Digitally maturing companies innovate at far higher rates than their less mature counterparts, and they innovate differently.

These companies invest more in innovation and continuously drive digital improvement, spreading the responsibility for innovation throughout the entire organisation instead of confining it to labs. This means that the cross-functional teams described earlier have more freedom to innovate in their daily jobs and are provided with the necessary resources. This greater autonomy requires higher governance, which is achieved by giving clear priorities as outlined in the strategy.

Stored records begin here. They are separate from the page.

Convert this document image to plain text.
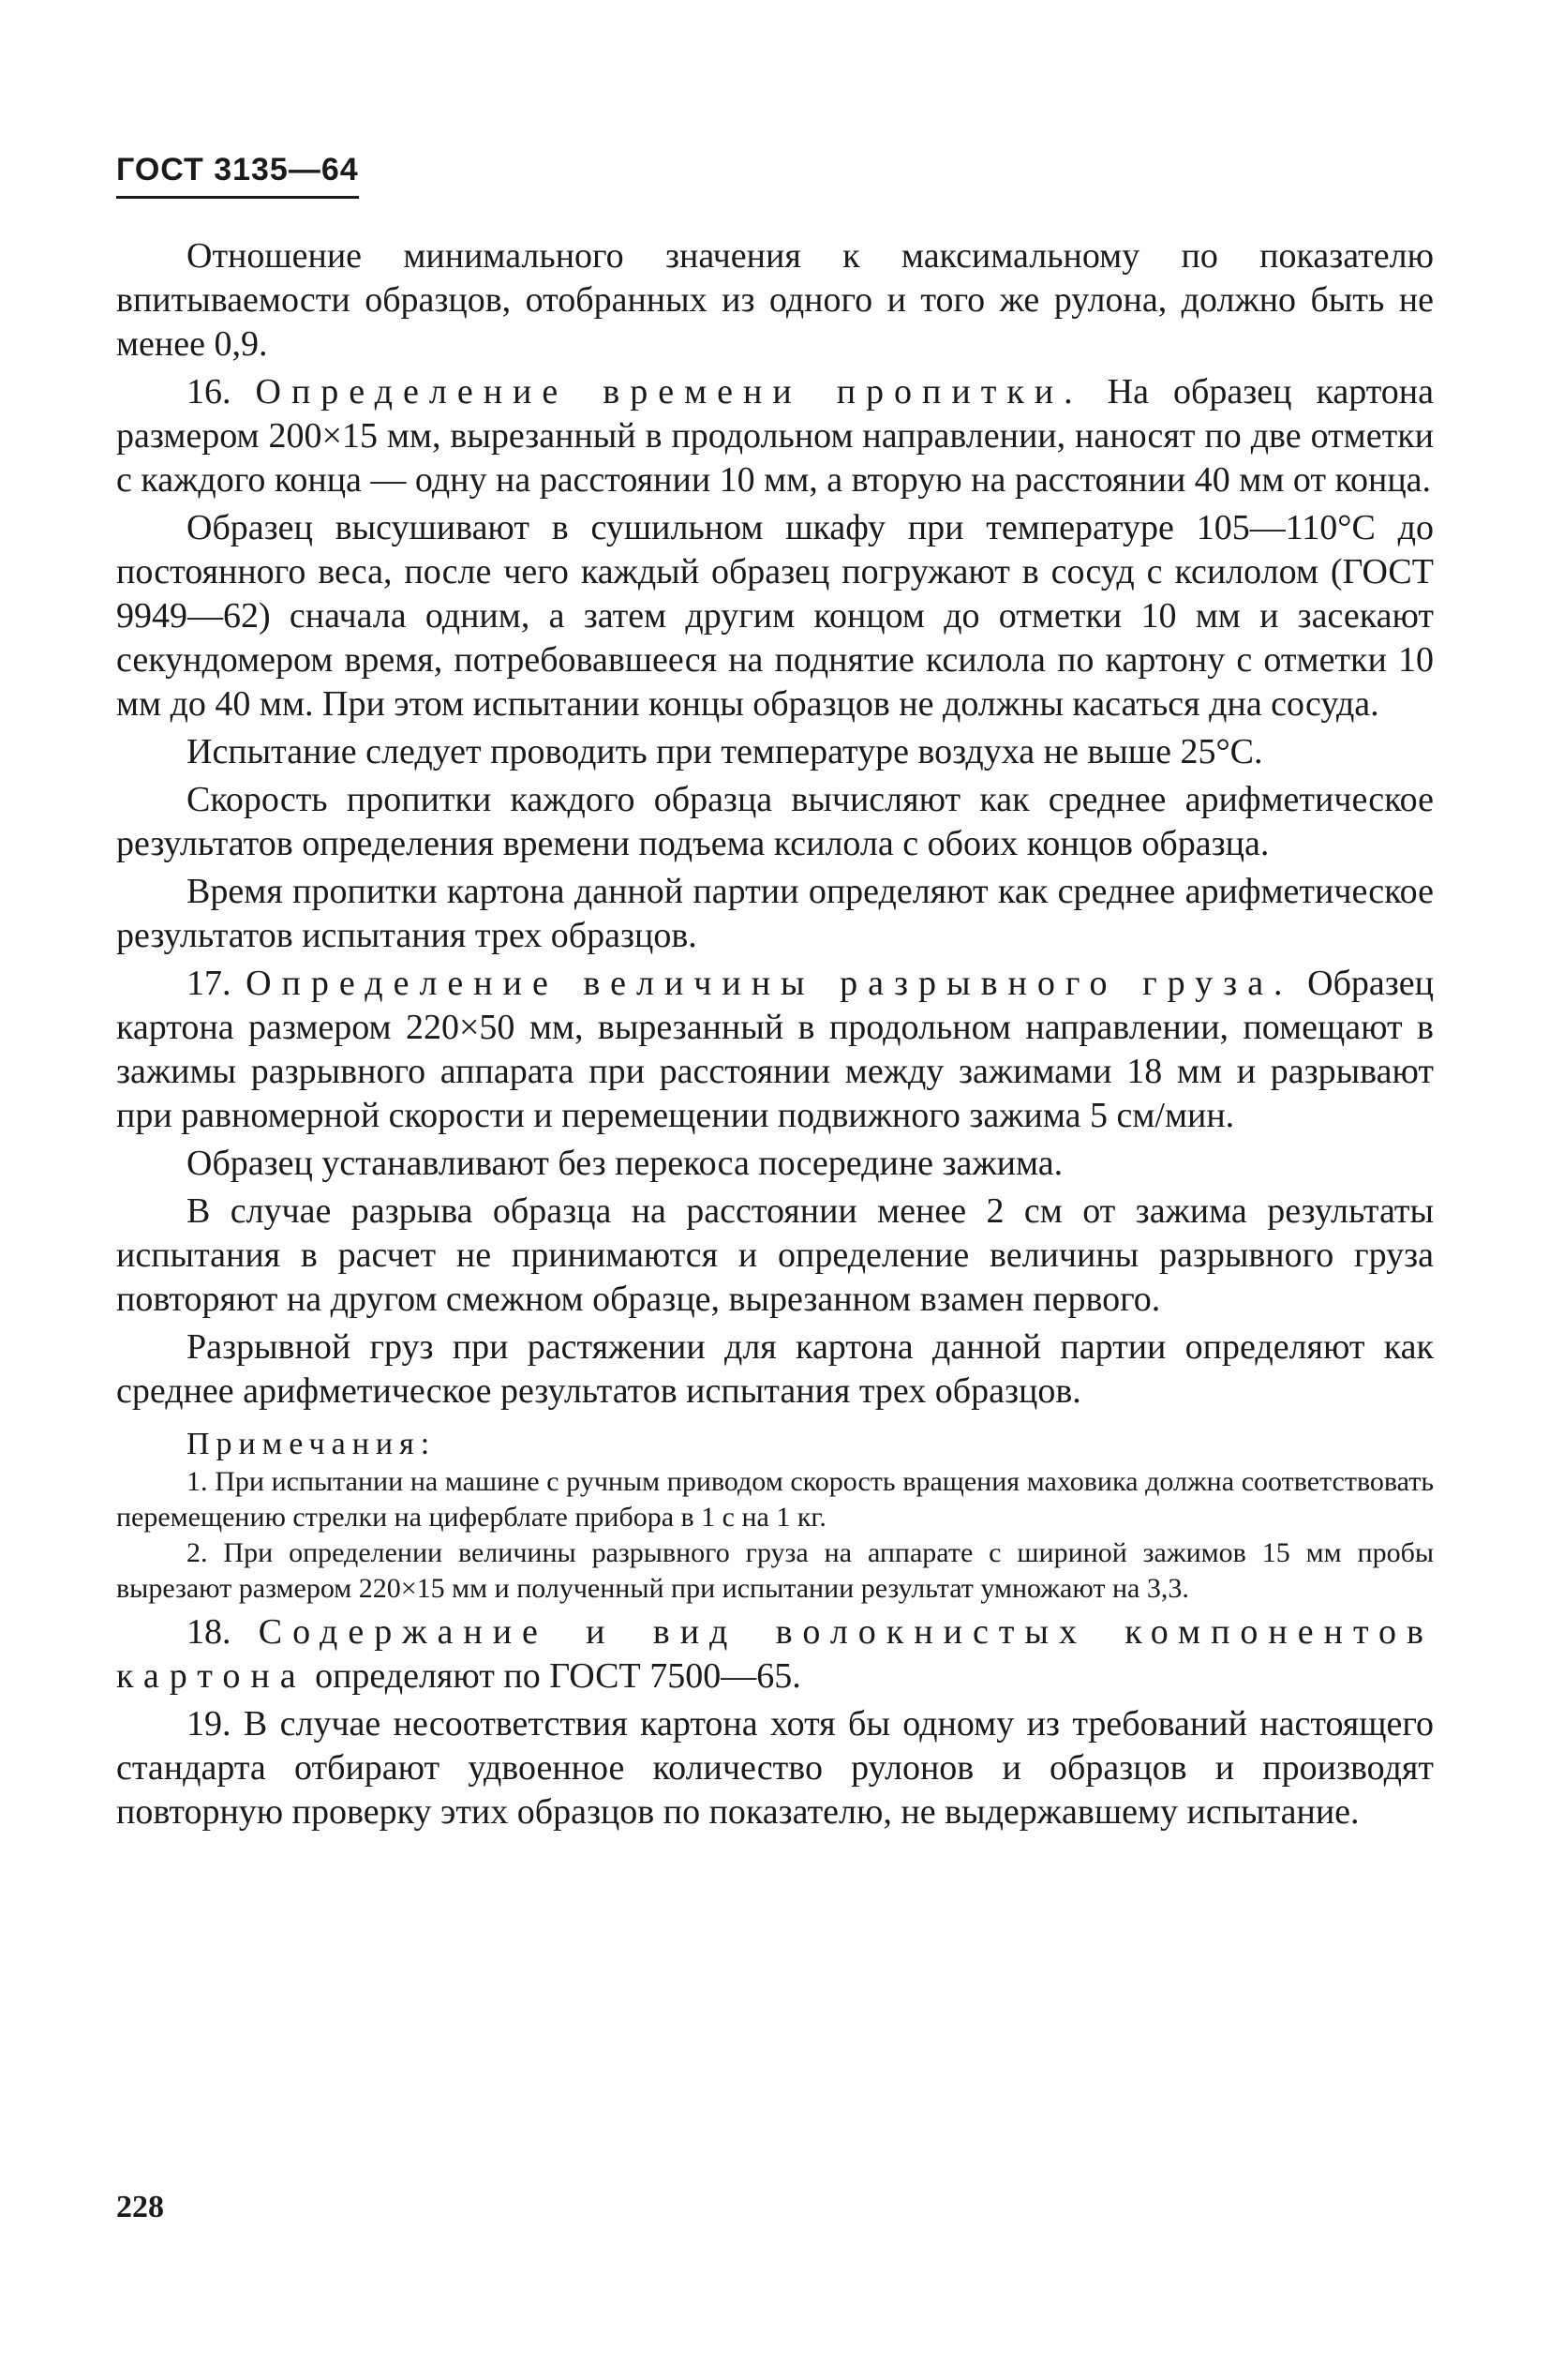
ГОСТ 3135—64

Отношение минимального значения к максимальному по показателю впитываемости образцов, отобранных из одного и того же рулона, должно быть не менее 0,9.

16. Определение времени пропитки. На образец картона размером 200×15 мм, вырезанный в продольном направлении, наносят по две отметки с каждого конца — одну на расстоянии 10 мм, а вторую на расстоянии 40 мм от конца.

Образец высушивают в сушильном шкафу при температуре 105—110°С до постоянного веса, после чего каждый образец погружают в сосуд с ксилолом (ГОСТ 9949—62) сначала одним, а затем другим концом до отметки 10 мм и засекают секундомером время, потребовавшееся на поднятие ксилола по картону с отметки 10 мм до 40 мм. При этом испытании концы образцов не должны касаться дна сосуда.

Испытание следует проводить при температуре воздуха не выше 25°С.

Скорость пропитки каждого образца вычисляют как среднее арифметическое результатов определения времени подъема ксилола с обоих концов образца.

Время пропитки картона данной партии определяют как среднее арифметическое результатов испытания трех образцов.

17. Определение величины разрывного груза. Образец картона размером 220×50 мм, вырезанный в продольном направлении, помещают в зажимы разрывного аппарата при расстоянии между зажимами 18 мм и разрывают при равномерной скорости и перемещении подвижного зажима 5 см/мин.

Образец устанавливают без перекоса посередине зажима.

В случае разрыва образца на расстоянии менее 2 см от зажима результаты испытания в расчет не принимаются и определение величины разрывного груза повторяют на другом смежном образце, вырезанном взамен первого.

Разрывной груз при растяжении для картона данной партии определяют как среднее арифметическое результатов испытания трех образцов.

Примечания:

1. При испытании на машине с ручным приводом скорость вращения маховика должна соответствовать перемещению стрелки на циферблате прибора в 1 с на 1 кг.

2. При определении величины разрывного груза на аппарате с шириной зажимов 15 мм пробы вырезают размером 220×15 мм и полученный при испытании результат умножают на 3,3.

18. Содержание и вид волокнистых компонентов картона определяют по ГОСТ 7500—65.

19. В случае несоответствия картона хотя бы одному из требований настоящего стандарта отбирают удвоенное количество рулонов и образцов и производят повторную проверку этих образцов по показателю, не выдержавшему испытание.

228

Moreover, digital organisations do not only rely on their internal innovation capacities but are also more likely to collaborate and partner with external partners. And, as with many things outlined in this article, they take a different approach to these collaborations; relying less on formal contracts and more on building trusting relationships.

Conclusion

The five critical success factors outlined in this article offer CEOs and their executive teams a framework to deliver a successful digital transformation strategy for their organisations. To navigate the complexity of this transformation, the organisation’s culture, people, structure, and ways of working must be in sync and aligned to its overall strategic objectives. Following these guidelines will enable your company to become—and remain—a truly digital organisation that can thrive both now and in the future.

Is your organisation ready for a successful digital transformation?

  • Does your company have a digital strategy that goes beyond implementing technologies?
  • Does your company culture foster digital initiatives and new ways of working?
  • Is your organisation confident in its leadership’s digital fluency?